Early reports suggest that Internet Explorer 9 will deliver. So the first question development shops will need to ask themselves is where their online apps are in terms of web application readiness?
Paul Schnell is CTO for application migration software specialist App-DNA -- looking at this week's impending news from Microsoft, Schnell asks, is your enterprise web application ready and set to go in terms of browser compatibility?
Organisations have until now been swamped by the prospect of IE9 compatibility for two key, but complex reasons 1) not knowing how many web applications are being used by the organisation and 2) not having the means to effectively identify application issues and affect remediation.
Enterprise 'web applications' are different from 'websites' in that they run business processes. Also, they tend to be associated with data creation, storage and retrieval. In contrast 'web sites' are mainly used as 'read only' sources - their content changes occur outside of the organisation.

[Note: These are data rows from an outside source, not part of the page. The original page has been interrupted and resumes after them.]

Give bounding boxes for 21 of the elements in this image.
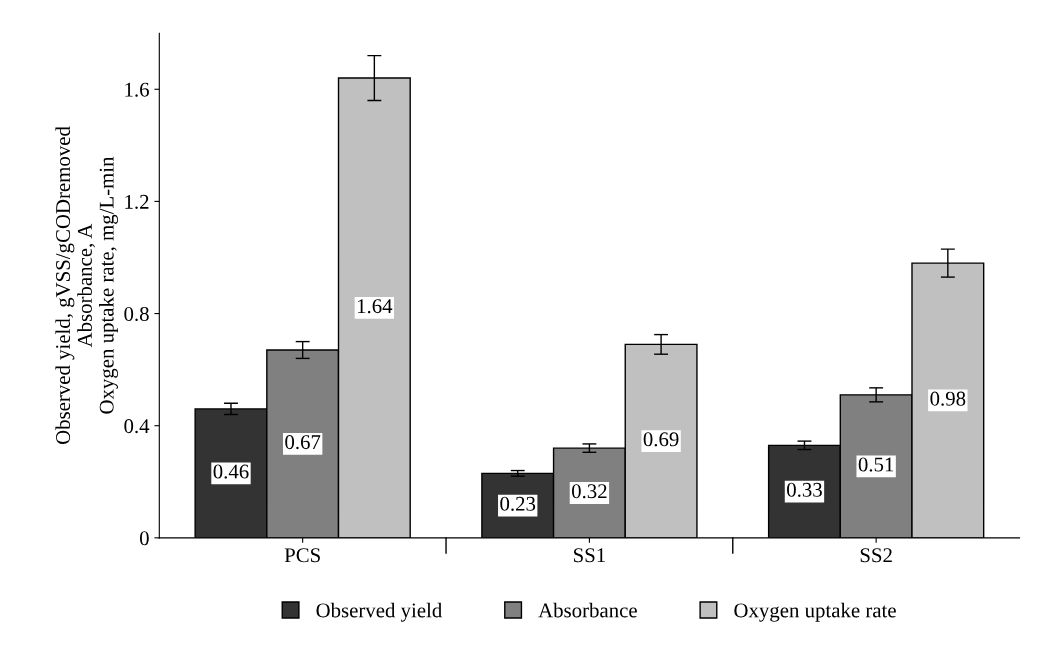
data-label: 0.23 [500, 496, 536, 511]
legend-label: Oxygen uptake rate [734, 602, 896, 622]
y-axis-title: Observed yield, gVSS/gCODremoved Absorbance, A Oxygen uptake rate, mg/L-min [55, 126, 118, 445]
data-label: 0.32 [571, 484, 607, 499]
data-label: 0.98 [930, 391, 966, 406]
data-label: 1.64 [357, 299, 393, 314]
data-label: 0.46 [213, 464, 249, 479]
data-label: 0.67 [285, 435, 321, 450]
legend-label: Absorbance [538, 602, 637, 618]
y-tick-label: 1.6 [125, 82, 149, 97]
legend-label: Observed yield [316, 602, 443, 622]
data-label: 0.69 [643, 432, 679, 447]
x-tick-label: SS2 [860, 548, 892, 563]
data-label: 0.51 [858, 457, 894, 472]
y-tick-label: 1.2 [125, 194, 149, 209]
x-tick-label: SS1 [574, 548, 605, 563]
y-tick-label: 0 [139, 531, 149, 546]
y-tick-label: 0.4 [124, 419, 150, 434]
data-label: 0.33 [787, 482, 822, 497]
x-tick-label: PCS [284, 548, 320, 563]
y-tick-label: 0.8 [124, 306, 149, 322]
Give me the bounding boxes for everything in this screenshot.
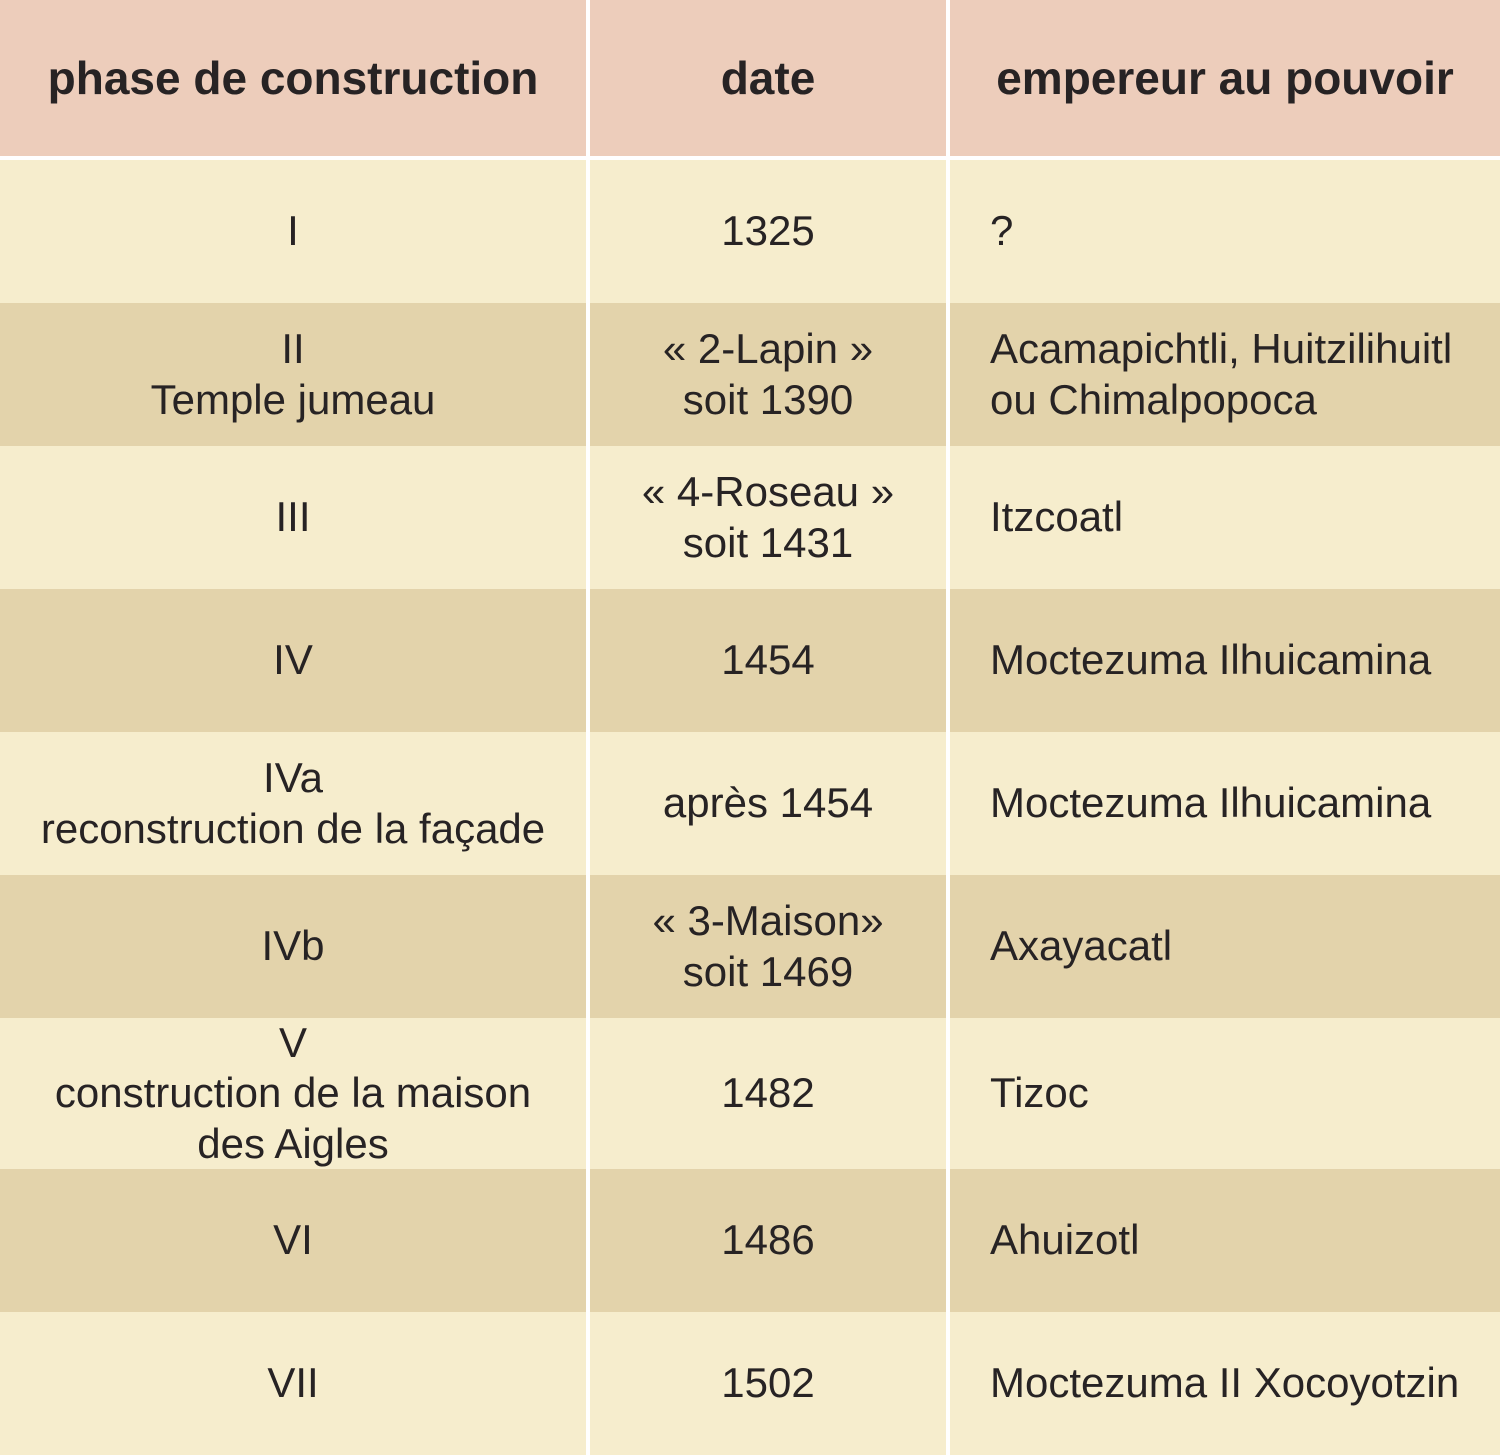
cell-empereur: Tizoc <box>950 1018 1500 1169</box>
cell-phase: I <box>0 160 590 303</box>
cell-phase: IVa reconstruction de la façade <box>0 732 590 875</box>
table-row: IVb« 3-Maison» soit 1469Axayacatl <box>0 875 1500 1018</box>
cell-date: 1486 <box>590 1169 950 1312</box>
cell-date: « 4-Roseau » soit 1431 <box>590 446 950 589</box>
cell-date: après 1454 <box>590 732 950 875</box>
cell-phase: VI <box>0 1169 590 1312</box>
header-empereur: empereur au pouvoir <box>950 0 1500 160</box>
cell-empereur: Axayacatl <box>950 875 1500 1018</box>
table-row: II Temple jumeau« 2-Lapin » soit 1390Aca… <box>0 303 1500 446</box>
cell-date: « 2-Lapin » soit 1390 <box>590 303 950 446</box>
cell-phase: II Temple jumeau <box>0 303 590 446</box>
header-date: date <box>590 0 950 160</box>
cell-phase: V construction de la maison des Aigles <box>0 1018 590 1169</box>
construction-phases-table: phase de construction date empereur au p… <box>0 0 1500 1455</box>
cell-date: 1482 <box>590 1018 950 1169</box>
table-row: I1325? <box>0 160 1500 303</box>
cell-date: 1502 <box>590 1312 950 1455</box>
cell-phase: IVb <box>0 875 590 1018</box>
cell-date: « 3-Maison» soit 1469 <box>590 875 950 1018</box>
cell-phase: III <box>0 446 590 589</box>
table-body: I1325?II Temple jumeau« 2-Lapin » soit 1… <box>0 160 1500 1455</box>
cell-date: 1325 <box>590 160 950 303</box>
table-row: VI1486Ahuizotl <box>0 1169 1500 1312</box>
table-header-row: phase de construction date empereur au p… <box>0 0 1500 160</box>
cell-phase: VII <box>0 1312 590 1455</box>
table-row: VII1502Moctezuma II Xocoyotzin <box>0 1312 1500 1455</box>
cell-empereur: ? <box>950 160 1500 303</box>
table-row: IVa reconstruction de la façadeaprès 145… <box>0 732 1500 875</box>
cell-empereur: Itzcoatl <box>950 446 1500 589</box>
cell-empereur: Ahuizotl <box>950 1169 1500 1312</box>
table-row: III« 4-Roseau » soit 1431Itzcoatl <box>0 446 1500 589</box>
cell-empereur: Acamapichtli, Huitzilihuitl ou Chimalpop… <box>950 303 1500 446</box>
cell-empereur: Moctezuma Ilhuicamina <box>950 732 1500 875</box>
cell-date: 1454 <box>590 589 950 732</box>
cell-phase: IV <box>0 589 590 732</box>
table-row: V construction de la maison des Aigles14… <box>0 1018 1500 1169</box>
header-phase: phase de construction <box>0 0 590 160</box>
cell-empereur: Moctezuma II Xocoyotzin <box>950 1312 1500 1455</box>
cell-empereur: Moctezuma Ilhuicamina <box>950 589 1500 732</box>
table-row: IV1454Moctezuma Ilhuicamina <box>0 589 1500 732</box>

This is an over simplification of the broad spectrum of web applications, but it helps to prioritise applications importance to the business.
In a survey of enterprise organisations and system integrators, App-DNA has found the key concerns were with applications including: Intranets, SAP, Oracle apps, PeopleSoft, Salesforce, Business Objects, SharePoint, CRM and ERP systems, even financial market data applications.

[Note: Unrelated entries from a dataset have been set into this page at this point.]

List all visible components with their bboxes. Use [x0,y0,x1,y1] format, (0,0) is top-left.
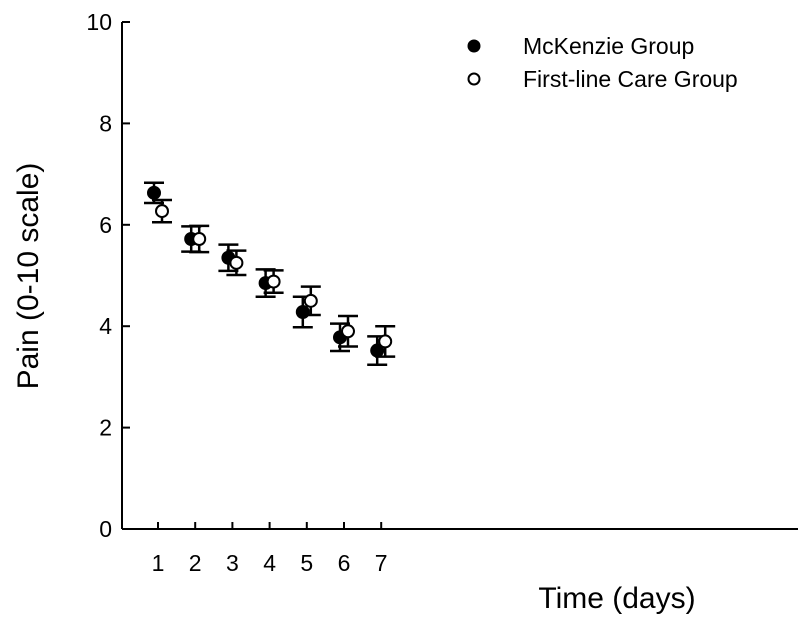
y-tick-label: 4 [99,313,112,339]
first-line-care-point [303,293,318,308]
first-line-care-point [341,324,355,339]
first-line-care-point [229,255,244,270]
x-tick-label: 2 [189,550,202,576]
first-line-care-point [155,204,169,219]
first-line-care-point [378,334,393,349]
x-tick-label: 5 [300,550,313,576]
axes [121,22,798,530]
legend-label-first-line-care: First-line Care Group [523,66,738,92]
y-axis-title: Pain (0-10 scale) [12,163,45,390]
y-tick-label: 2 [99,415,112,441]
mckenzie-point [147,185,161,200]
data-marks [144,181,396,366]
x-axis-title: Time (days) [538,582,695,615]
y-tick-label: 0 [99,516,112,542]
legend: McKenzie Group First-line Care Group [467,33,738,92]
legend-marker-first-line-care [467,72,481,86]
legend-marker-mckenzie [467,39,481,53]
x-tick-label: 6 [338,550,351,576]
first-line-care-point [266,274,281,289]
x-tick-label: 1 [152,550,165,576]
y-tick-label: 10 [86,9,112,35]
mckenzie-point [295,305,310,320]
y-axis-ticks: 0 2 4 6 8 10 [86,9,130,542]
mckenzie-point [370,343,385,358]
x-tick-label: 4 [263,550,276,576]
x-tick-label: 7 [375,550,388,576]
first-line-care-point [192,231,207,246]
legend-label-mckenzie: McKenzie Group [523,33,694,59]
x-tick-label: 3 [226,550,239,576]
y-tick-label: 8 [99,110,112,136]
y-tick-label: 6 [99,212,112,238]
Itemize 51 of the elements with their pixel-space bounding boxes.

Web applications are highly customisable, so will behave differently in different environments depending on the degree of customisation and the age of the work. The most important approach is for organisations to have a way to consistently test all of their applications against the same standard. Different testers taking on different methods of testing won't generate solid end results for the organisation.
There is an application management challenge ahead for sure, whether automated capture and assessment to speed up the certification process is the answer is open to question. Application testers, don't book any holidays this month yet please.